The search hash is an obstacle to efficiency #422

wmay · 2025-04-04T20:20:36Z

wmay
Apr 4, 2025

I've been trying some modifications of Herbie, and the hash appeared as an obstacle that's preventing some common sense improvements. Are you open to changing it?

The problem is that the hash for the search string requires an index file. And you need that hash to create the file paths. So you can't even check for a file locally without downloading an unnecessary index file to calculate the hash.

For some uses that can waste a huge amount of time. But it also causes downstream problems -- for example, I'd like to create a version of Herbie with lazy loading, so files aren't downloaded in the init method. That turns out to be pretty complicated in part because of the hash.

As a very simple alternative, Herbie could directly hash the search string, without using any index file. As far as I know this would only lead to different behavior when someone uses multiple search strings that have exactly the same results. That seems like a marginal case that Herbie could safely ignore, with the benefit that it would save a bunch of time in many other cases.

This would also go at least partway to solving #169

blaylockbk · 2025-04-05T05:25:23Z

blaylockbk
Apr 5, 2025
Maintainer

Hi @wmay, thanks for your comment.

The problem is that the hash for the search string requires an index file. And you need that hash to create the file paths. So you can't even check for a file locally without downloading an unnecessary index file to calculate the hash.

Totally agree. In fact, the original hashing implementation was based on the search string. I changed to the current implementation because, like you point out, different search strings can give you the same result, and I wanted to avoid downloading duplicate data as much as possible.

You have a good point, though, we could put the responsibility on the user to be consistent. (I'm not consistent, that's why I went with reading the inventory file.)

A bit related, some users have requested a feature to download local copies of the index file and read those if they exist rather than looking on the internet.

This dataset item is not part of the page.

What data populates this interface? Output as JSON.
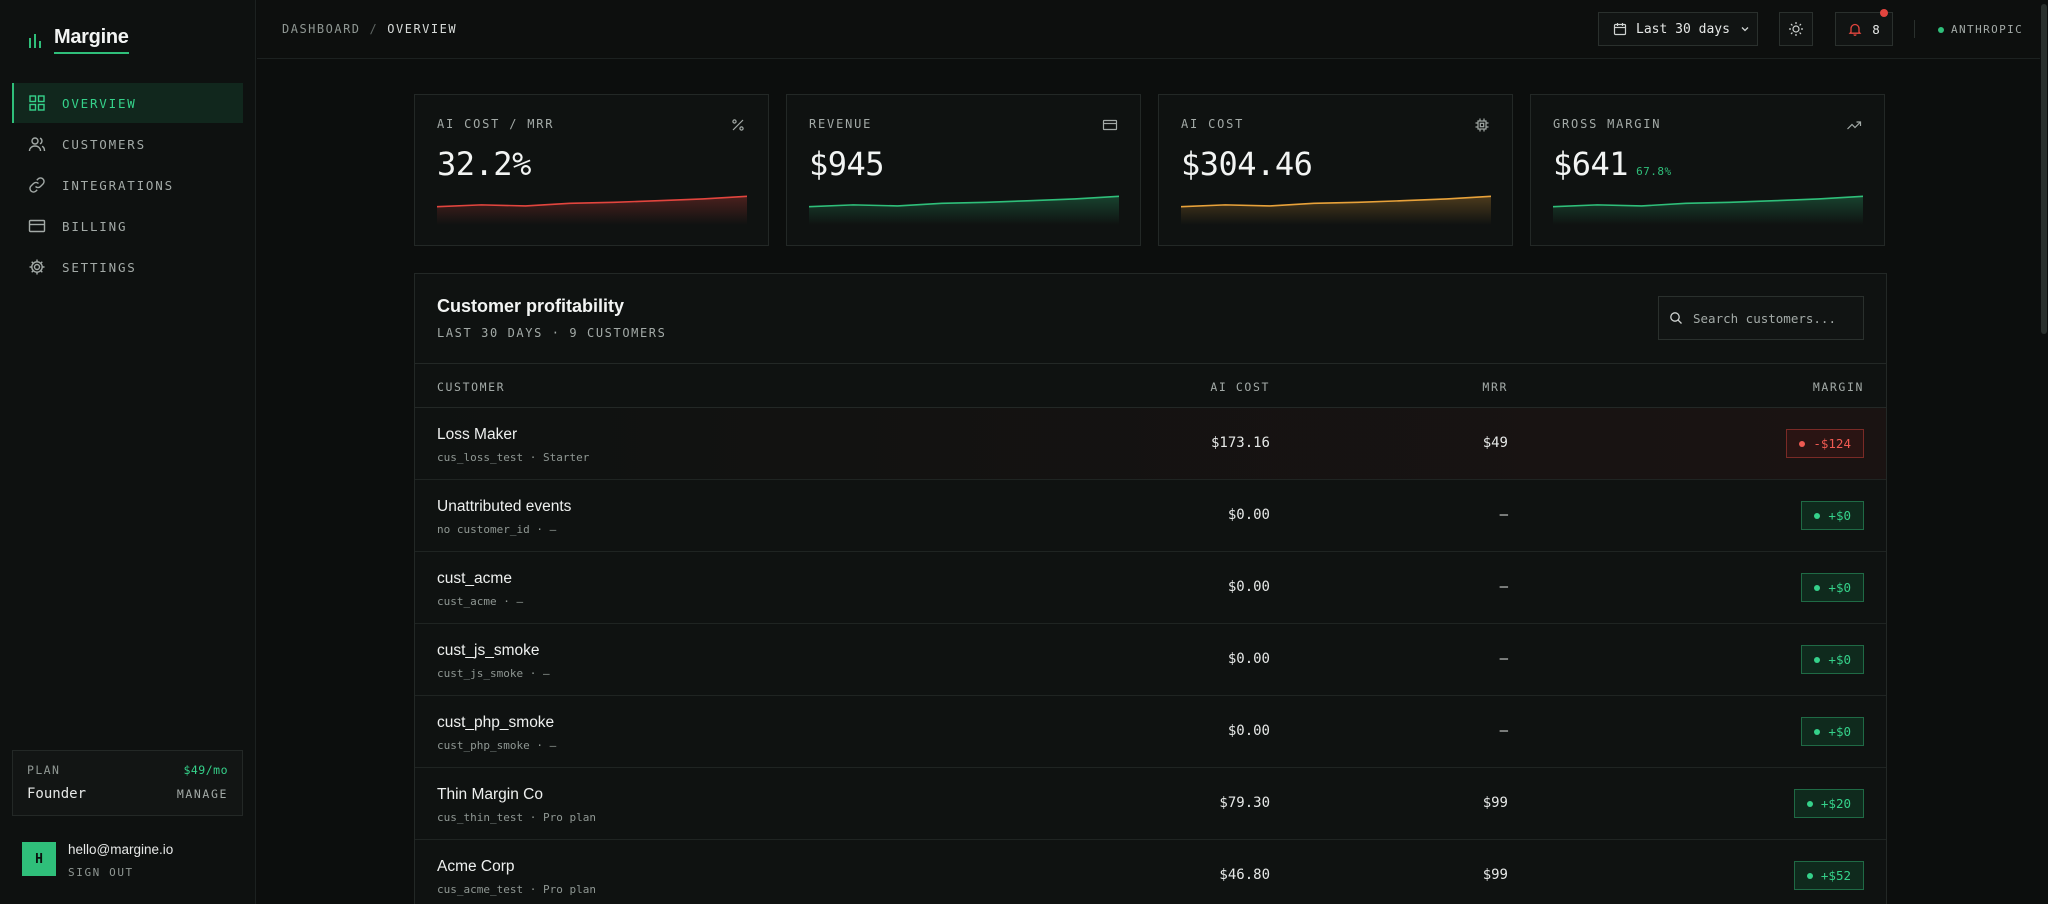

This makes a lot of sense because they are small files. If a local copy of the inventory always existed for previously downloaded GRIB files, then Herbie could hash on that rather than looking online again. This doesn't really help your interest in a lazy loading without downloading approach, unless you fetched the index files as part of the lazy load.

I've also had the idea of making a "build-your-own-grib" feature where you define the dates, lead times, variables you want, then Herbie would read the necessary index files, and download each subset and pack all your data into a single or multiple files.

I'm still thinking out loud a bit, but I think figuring this out is worth while.

0 replies

wmay · 2025-04-05T06:05:38Z

wmay
Apr 5, 2025
Author

Hm. To the extent that people download duplicate data with different searches, even the current code doesn't seem ideal-- if 5/6 of the variables are the same but 1 is different, you'll get a whole new file regardless. In that sense the hashing and the deduplicating seem to be in tension with each other.

Definitely if the code relies on that original index file, it makes sense to save it IMO. If we have to download it anyway, and it's small, that makes sense. And then, when the index file is missing, we can infer that the data file doesn't exist without needing a hash.

0 replies

wmay · 2025-04-07T20:34:45Z

wmay
Apr 7, 2025
Author

I'd be happy to send a bunch of pull requests along these lines. Just want to make sure you're in agreement since these are significant changes.

From this discussion specifically, I see two potential changes (which are completely independent of each other) --

Save the remote index files. We could give them extensions to reflect the source, like .idx.aws, .idx.nomads, etc. to distinguish them from the local files.
Avoid duplication. This could be done very simply by taking the hash out of the file name, and checking to see if the data already exists in the file before downloading.

As I'm modifying Herbie to improve it for my own use, I'm wondering whether these mods make the most sense as another package, a fork, or what. Mostly it seems like it makes more sense for them to be incorporated back into Herbie, if it fits with what you're trying to do.

2 replies

blaylockbk Apr 9, 2025
Maintainer

Yes, this would be a significant change. Adding mods in a fork could get back into Herbie. It might also make sense to make a new package as a Herbie extension; maybe this new package would use Herbie as a dependency just to get the remote paths for the grib and index files. It's up to you.

Save the remote index files...

I would prefer this be an "opt-in" feature, preferably with the argument Herbie(..., download_index=True). The current behavior to read the remote index file hasn't been an issue for most users and use cases.

...We could give them extensions to reflect the source, like .idx.aws, .idx.nomads, etc. to distinguish them from the local files.

Herbie assumes the idx files are the same between platforms, so it's probably not necessary to append the source to the file name.

Avoid duplication. This could be done very simply by taking the hash out of the file name, and checking to see if the data already exists in the file before downloading.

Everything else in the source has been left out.